Saudis drängen auch in den Tennissport

Es brodelt hinter den Kulissen des Tennissports. Einerseits gibt es Gerüchte um ein milliardenschweres Angebot aus Saudi-Arabien zur Übernahme aller ATP- und WTA-1000er-Turniere, andererseits die Idee der vier Grand-Slam-Turniere, gemeinsam mit den 1000ern eine Premier-Tour zu veranstalten. Dadurch soll vermieden werden, was dem Golfsport mit dem Einstieg der Saudis mit der LIV-Tour passiert ist: eine Spaltung oder zumindest ein Riesenstreit.

Der saudische Staatsfonds Public Investment Fund (PIF), der seit Jahren aufsehenerregend u. a. in Fußball, die Formel 1 und Golf investiert, bietet einem Bericht der britischen Zeitung „Telegraph“ zufolge zwei Milliarden US-Dollar für die Masters-Turniere. Dabei handelt es sich um Events der zweithöchsten Kategorie hinter den vier Grand Slams, die bisher von ATP und WTA getrennt veranstaltet werden. Klar ist: Es wäre eine Konkurrenz für ein mögliches Premier-Tour-Modell, über das die vier Major-Veranstalter diskutiert haben.

Der ohnehin längst schwelende Machtkampf der unterschiedlichen Tennisorganisatoren droht mit dem Megaangebot zu eskalieren. Ein Zusammenschluss von ATP und WTA war schon im Vorjahr ein Thema – damals laut „Telegraph“ allerdings mit der Prämisse, eine mögliche eigene Turnierserie durch das Königreich wie im Golf zu verhindern.
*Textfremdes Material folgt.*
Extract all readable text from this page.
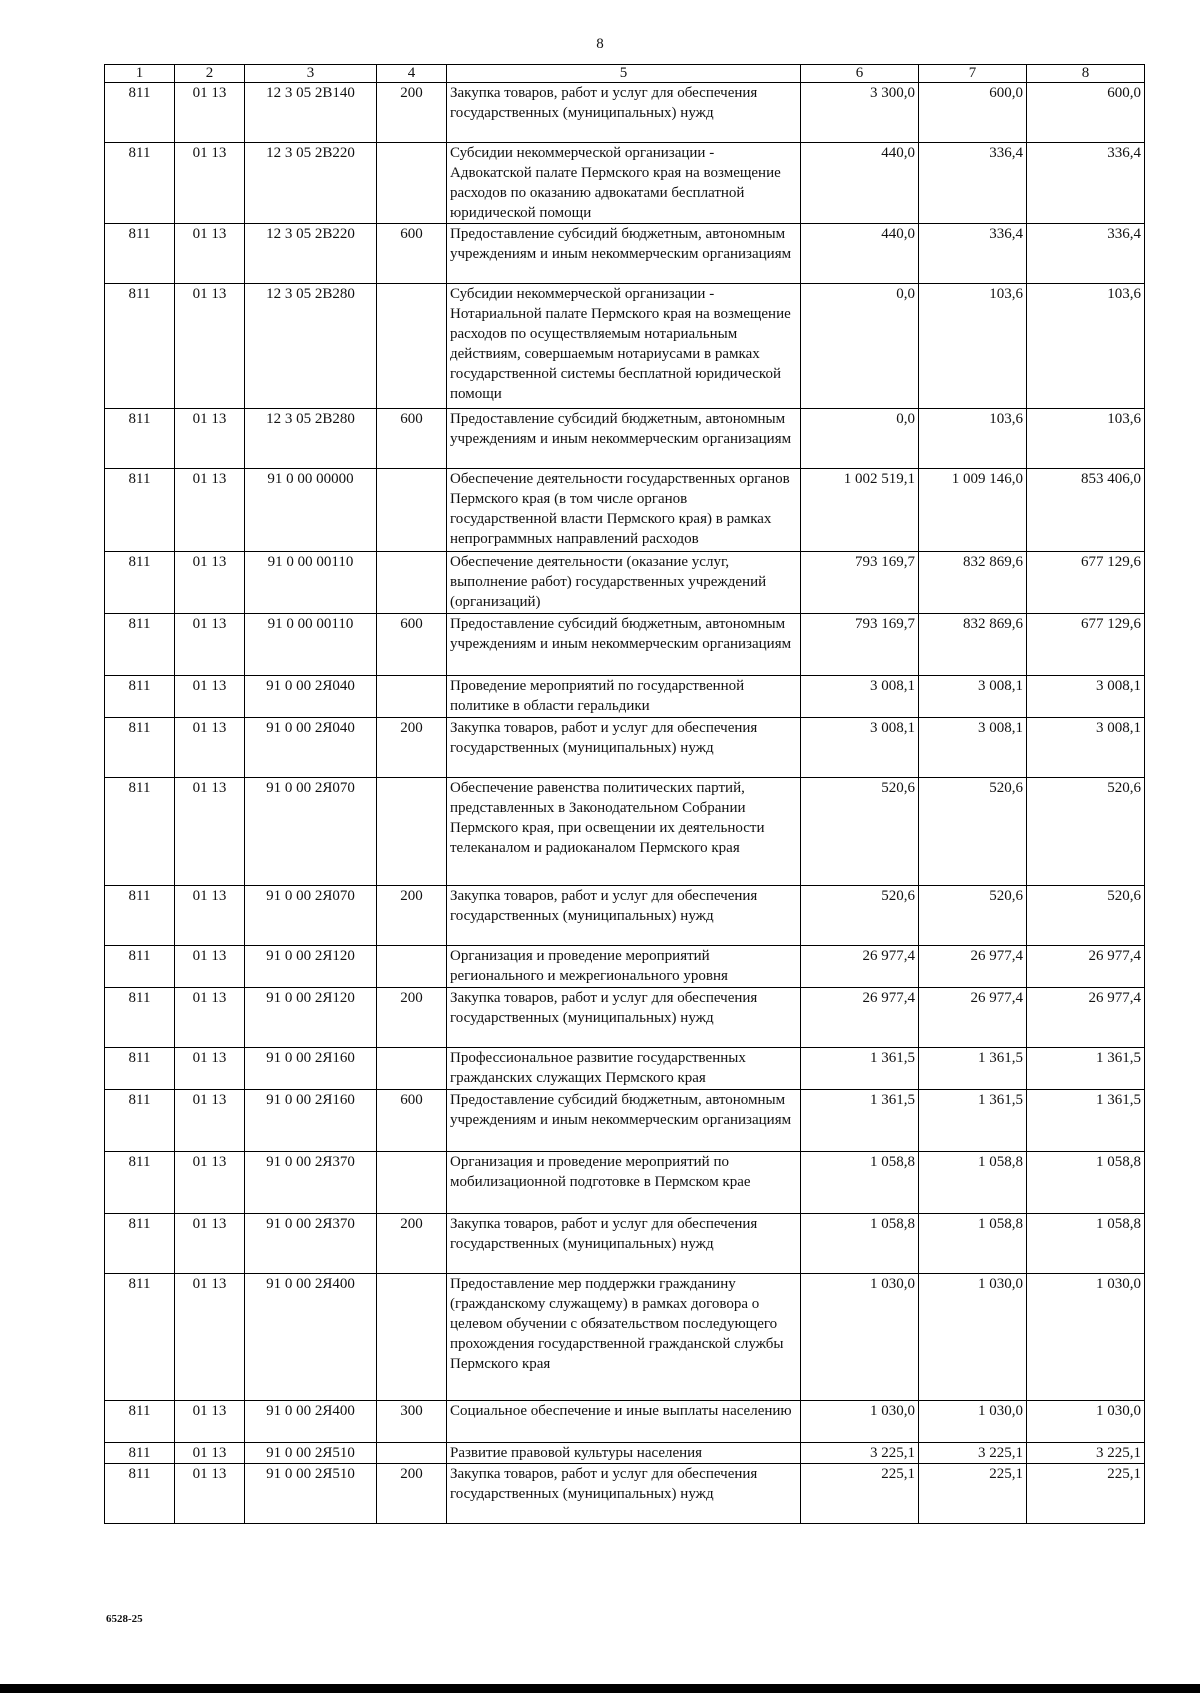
8
1	2	3	4	5	6	7	8
811	01 13	12 3 05 2В140	200	Закупка товаров, работ и услуг для обеспечения государственных (муниципальных) нужд	3 300,0	600,0	600,0
811	01 13	12 3 05 2В220		Субсидии некоммерческой организации - Адвокатской палате Пермского края на возмещение расходов по оказанию адвокатами бесплатной юридической помощи	440,0	336,4	336,4
811	01 13	12 3 05 2В220	600	Предоставление субсидий бюджетным, автономным учреждениям и иным некоммерческим организациям	440,0	336,4	336,4
811	01 13	12 3 05 2В280		Субсидии некоммерческой организации - Нотариальной палате Пермского края на возмещение расходов по осуществляемым нотариальным действиям, совершаемым нотариусами в рамках государственной системы бесплатной юридической помощи	0,0	103,6	103,6
811	01 13	12 3 05 2В280	600	Предоставление субсидий бюджетным, автономным учреждениям и иным некоммерческим организациям	0,0	103,6	103,6
811	01 13	91 0 00 00000		Обеспечение деятельности государственных органов Пермского края (в том числе органов государственной власти Пермского края) в рамках непрограммных направлений расходов	1 002 519,1	1 009 146,0	853 406,0
811	01 13	91 0 00 00110		Обеспечение деятельности (оказание услуг, выполнение работ) государственных учреждений (организаций)	793 169,7	832 869,6	677 129,6
811	01 13	91 0 00 00110	600	Предоставление субсидий бюджетным, автономным учреждениям и иным некоммерческим организациям	793 169,7	832 869,6	677 129,6
811	01 13	91 0 00 2Я040		Проведение мероприятий по государственной политике в области геральдики	3 008,1	3 008,1	3 008,1
811	01 13	91 0 00 2Я040	200	Закупка товаров, работ и услуг для обеспечения государственных (муниципальных) нужд	3 008,1	3 008,1	3 008,1
811	01 13	91 0 00 2Я070		Обеспечение равенства политических партий, представленных в Законодательном Собрании Пермского края, при освещении их деятельности телеканалом и радиоканалом Пермского края	520,6	520,6	520,6
811	01 13	91 0 00 2Я070	200	Закупка товаров, работ и услуг для обеспечения государственных (муниципальных) нужд	520,6	520,6	520,6
811	01 13	91 0 00 2Я120		Организация и проведение мероприятий регионального и межрегионального уровня	26 977,4	26 977,4	26 977,4
811	01 13	91 0 00 2Я120	200	Закупка товаров, работ и услуг для обеспечения государственных (муниципальных) нужд	26 977,4	26 977,4	26 977,4
811	01 13	91 0 00 2Я160		Профессиональное развитие государственных гражданских служащих Пермского края	1 361,5	1 361,5	1 361,5
811	01 13	91 0 00 2Я160	600	Предоставление субсидий бюджетным, автономным учреждениям и иным некоммерческим организациям	1 361,5	1 361,5	1 361,5
811	01 13	91 0 00 2Я370		Организация и проведение мероприятий по мобилизационной подготовке в Пермском крае	1 058,8	1 058,8	1 058,8
811	01 13	91 0 00 2Я370	200	Закупка товаров, работ и услуг для обеспечения государственных (муниципальных) нужд	1 058,8	1 058,8	1 058,8
811	01 13	91 0 00 2Я400		Предоставление мер поддержки гражданину (гражданскому служащему) в рамках договора о целевом обучении с обязательством последующего прохождения государственной гражданской службы Пермского края	1 030,0	1 030,0	1 030,0
811	01 13	91 0 00 2Я400	300	Социальное обеспечение и иные выплаты населению	1 030,0	1 030,0	1 030,0
811	01 13	91 0 00 2Я510		Развитие правовой культуры населения	3 225,1	3 225,1	3 225,1
811	01 13	91 0 00 2Я510	200	Закупка товаров, работ и услуг для обеспечения государственных (муниципальных) нужд	225,1	225,1	225,1
6528-25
Laut Straka nur Angebot für Masters-Turnier

Österreichs ATP-Langzeitfunktionär Herwig Straka zerstreute im Gespräch mit der APA am Dienstag zumindest einiges davon. Die kolportierte Zahl sei „falsch“, mehr könne er dazu aber nicht sagen, um Vertraulichkeiten nicht zu verletzen. Von Saudi-Arabien gebe es ein Angebot für ein zehntes Masters-Turnier im Jänner. Die Aufstockung auf zehn 1000er-Events ist schon länger Thema in der ATP. „Wenn es ein zehntes Tausender gibt, dann werden wir dazu eine Ausschreibung machen“, sagte Straka.

Herwig Straka
GEPA/Walter Luger
ATP-Funktionär Herwig Straka befürchtet im Tennis keine Spaltung wie im Golf

Dass Saudi-Arabien aber in den Tennissport drängt, ist schon lange kein Geheimnis mehr, und die ATP steht dem offen gegenüber – wie diverse Partnerschaften zeigen. Das von Menschenrechtsorganisationen stark kritisierte Saudi-Arabien von vorneherein auszuschließen war für die ATP kein Thema. „Weil wir der Meinung sind, dass man durch Sport auch die Welt verändern kann. Dass man nicht nur darüber redet und es als ‚Sportswashing‘ beschreibt, sondern wirklich was tut“, so Straka. Sämtliche anderen kolportierten Summen seien Spekulation.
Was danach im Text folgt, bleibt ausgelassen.